NC State Receives Record Gift

Chancellor Randy Woodson announced today that the university has received the largest gift in its history—$40 million—from Lonnie and Carol Johnson Poole.

The substantial part of their contribution, $37 million, funds an endowment to support the College of Management, which is now named the Lonnie C. Poole Jr. College of Management.

“With this transformational gift, it’s a new day for NC State. Today, we send a signal to the rest of the state and to the country that NC State University is prepared to compete on the highest national levels. Donors like Lonnie and Carol Poole understand that this university can and will use their gifts to make a broad impact that is felt well beyond our campus,” Woodson said.

The Pooles’ gift includes $2.5 million to fund the Carol Johnson Poole Club House at the Lonnie C. Poole Jr. Golf Course on Centennial Campus. The Carol Johnson Poole Endowment for Humanities and Social Sciences at NC State will be funded with $500,000 from the gift.

Lonnie Poole is the founder of Raleigh-based Waste Industries USA Inc. He is a longtime friend and supporter of NC State University, where he received his bachelor’s degree in civil engineering in 1959. He is a member and vice chairman of the Board of Directors for the North Carolina State University Foundation and also provided a naming gift for the university’s new golf course.

The Poole College of Management endowment will support development of new programs, student scholarships and fellowships, faculty research and other college development activities, Woodson said.

“This endowment will enable us to advance the college to a new era by expanding and complementing our focus on technology, innovation, entrepreneurship and globalization with a new, strong emphasis in the area of sustainability,” said Ira R. Weiss, dean of the Poole College of Management.
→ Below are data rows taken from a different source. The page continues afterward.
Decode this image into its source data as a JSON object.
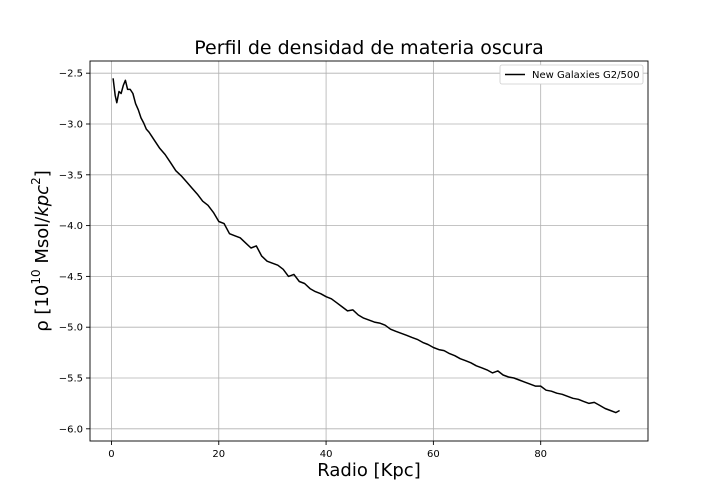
{
  "chart_data": {
    "type": "line",
    "title": "Perfil de densidad de materia oscura",
    "xlabel": "Radio [Kpc]",
    "ylabel_parts": {
      "rho": "ρ [10",
      "exp10": "10",
      "mid": " Msol/",
      "kpc": "kpc",
      "exp2": "2",
      "close": "]"
    },
    "xlim": [
      -4,
      100
    ],
    "ylim": [
      -6.12,
      -2.38
    ],
    "x_ticks": [
      0,
      20,
      40,
      60,
      80
    ],
    "y_ticks": [
      -2.5,
      -3.0,
      -3.5,
      -4.0,
      -4.5,
      -5.0,
      -5.5,
      -6.0
    ],
    "grid": true,
    "legend_position": "top-right",
    "series": [
      {
        "name": "New Galaxies G2/500",
        "color": "#000000",
        "x": [
          0.3,
          0.7,
          1.0,
          1.4,
          1.8,
          2.2,
          2.6,
          3.0,
          3.5,
          4.0,
          4.5,
          5.0,
          5.5,
          6.0,
          6.5,
          7.0,
          7.5,
          8.0,
          9.0,
          10.0,
          11.0,
          12.0,
          13.0,
          14.0,
          15.0,
          16.0,
          17.0,
          18.0,
          19.0,
          20.0,
          21.0,
          22.0,
          23.0,
          24.0,
          25.0,
          26.0,
          27.0,
          28.0,
          29.0,
          30.0,
          31.0,
          32.0,
          33.0,
          34.0,
          35.0,
          36.0,
          37.0,
          38.0,
          39.0,
          40.0,
          41.0,
          42.0,
          43.0,
          44.0,
          45.0,
          46.0,
          47.0,
          48.0,
          49.0,
          50.0,
          51.0,
          52.0,
          53.0,
          54.0,
          55.0,
          56.0,
          57.0,
          58.0,
          59.0,
          60.0,
          61.0,
          62.0,
          63.0,
          64.0,
          65.0,
          66.0,
          67.0,
          68.0,
          69.0,
          70.0,
          71.0,
          72.0,
          73.0,
          74.0,
          75.0,
          76.0,
          77.0,
          78.0,
          79.0,
          80.0,
          81.0,
          82.0,
          83.0,
          84.0,
          85.0,
          86.0,
          87.0,
          88.0,
          89.0,
          90.0,
          91.0,
          92.0,
          93.0,
          94.0,
          94.7
        ],
        "y": [
          -2.55,
          -2.72,
          -2.79,
          -2.68,
          -2.7,
          -2.62,
          -2.57,
          -2.66,
          -2.66,
          -2.7,
          -2.8,
          -2.86,
          -2.94,
          -2.99,
          -3.05,
          -3.08,
          -3.12,
          -3.16,
          -3.24,
          -3.3,
          -3.38,
          -3.46,
          -3.51,
          -3.57,
          -3.63,
          -3.69,
          -3.76,
          -3.8,
          -3.87,
          -3.96,
          -3.98,
          -4.08,
          -4.1,
          -4.12,
          -4.17,
          -4.22,
          -4.2,
          -4.3,
          -4.35,
          -4.37,
          -4.39,
          -4.43,
          -4.5,
          -4.48,
          -4.55,
          -4.57,
          -4.62,
          -4.65,
          -4.67,
          -4.7,
          -4.72,
          -4.76,
          -4.8,
          -4.84,
          -4.83,
          -4.88,
          -4.91,
          -4.93,
          -4.95,
          -4.96,
          -4.98,
          -5.02,
          -5.04,
          -5.06,
          -5.08,
          -5.1,
          -5.12,
          -5.15,
          -5.17,
          -5.2,
          -5.22,
          -5.23,
          -5.26,
          -5.28,
          -5.31,
          -5.33,
          -5.35,
          -5.38,
          -5.4,
          -5.42,
          -5.45,
          -5.43,
          -5.47,
          -5.49,
          -5.5,
          -5.52,
          -5.54,
          -5.56,
          -5.58,
          -5.58,
          -5.62,
          -5.63,
          -5.65,
          -5.66,
          -5.68,
          -5.7,
          -5.71,
          -5.73,
          -5.75,
          -5.74,
          -5.77,
          -5.8,
          -5.82,
          -5.84,
          -5.82
        ]
      }
    ]
  }
}
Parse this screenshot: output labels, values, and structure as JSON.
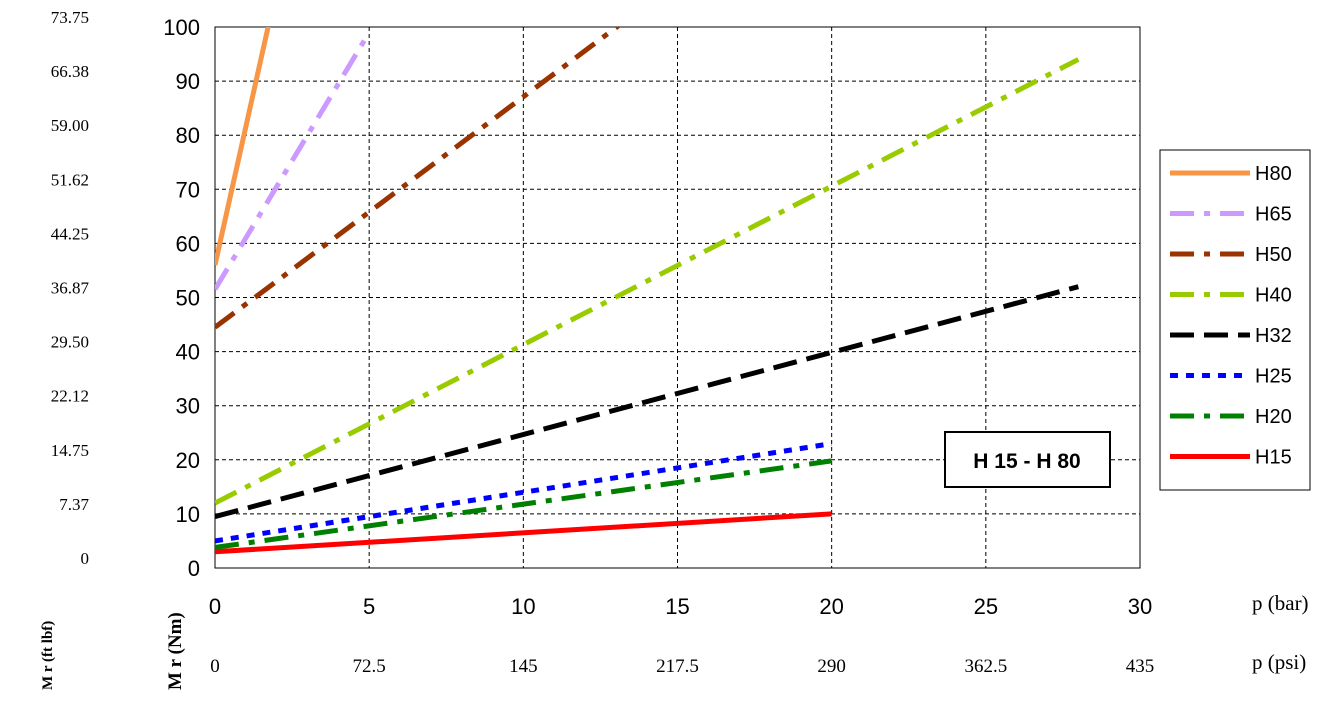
{
  "chart_data": {
    "type": "line",
    "inset_label": "H 15 - H 80",
    "x": {
      "label": "p (bar)",
      "range": [
        0,
        30
      ],
      "ticks": [
        "0",
        "5",
        "10",
        "15",
        "20",
        "25",
        "30"
      ],
      "secondary_label": "p (psi)",
      "secondary_ticks": [
        "0",
        "72.5",
        "145",
        "217.5",
        "290",
        "362.5",
        "435"
      ]
    },
    "y": {
      "label": "M r (Nm)",
      "range": [
        0,
        100
      ],
      "ticks": [
        "0",
        "10",
        "20",
        "30",
        "40",
        "50",
        "60",
        "70",
        "80",
        "90",
        "100"
      ],
      "secondary_label": "M r (ft lbf)",
      "secondary_ticks": [
        "0",
        "7.37",
        "14.75",
        "22.12",
        "29.50",
        "36.87",
        "44.25",
        "51.62",
        "59.00",
        "66.38",
        "73.75"
      ]
    },
    "grid": true,
    "legend_position": "right",
    "series": [
      {
        "name": "H80",
        "color": "#f79646",
        "dash": "solid",
        "x": [
          0,
          1.8
        ],
        "y": [
          56,
          102
        ]
      },
      {
        "name": "H65",
        "color": "#cc99ff",
        "dash": "dashdot",
        "x": [
          0,
          5
        ],
        "y": [
          51.5,
          99
        ]
      },
      {
        "name": "H50",
        "color": "#993300",
        "dash": "dashdot",
        "x": [
          0,
          13.5
        ],
        "y": [
          44.5,
          102
        ]
      },
      {
        "name": "H40",
        "color": "#99cc00",
        "dash": "dashdot",
        "x": [
          0,
          28
        ],
        "y": [
          12,
          94
        ]
      },
      {
        "name": "H32",
        "color": "#000000",
        "dash": "dash",
        "x": [
          0,
          28
        ],
        "y": [
          9.5,
          52
        ]
      },
      {
        "name": "H25",
        "color": "#0000ff",
        "dash": "dot",
        "x": [
          0,
          20
        ],
        "y": [
          5,
          23
        ]
      },
      {
        "name": "H20",
        "color": "#008000",
        "dash": "dashdot",
        "x": [
          0,
          20
        ],
        "y": [
          3.8,
          19.8
        ]
      },
      {
        "name": "H15",
        "color": "#ff0000",
        "dash": "solid",
        "x": [
          0,
          20
        ],
        "y": [
          3,
          10
        ]
      }
    ]
  }
}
“NC State has long been known for its work in sustainability. As a business college, we understand that sustainability is a critical business imperative. It impacts our society, our economy and, most importantly, the environment. It also impacts the corporate bottom line.

“We need to educate future leaders to view sustainability—and environmental impact—as complementary to innovation and entrepreneurship, and to show that it is not only socially responsible but that it makes good business sense, and must become a core value. Technology will play a huge role in sustainability innovation, and we here at NC State and in Research Triangle Park are in a great place to adopt sustainability and environmental impact as an ethical component of building future businesses.

“This endowment also will allow us to compete for new faculty and to retain current faculty through recognition of leadership and seed funding for research.”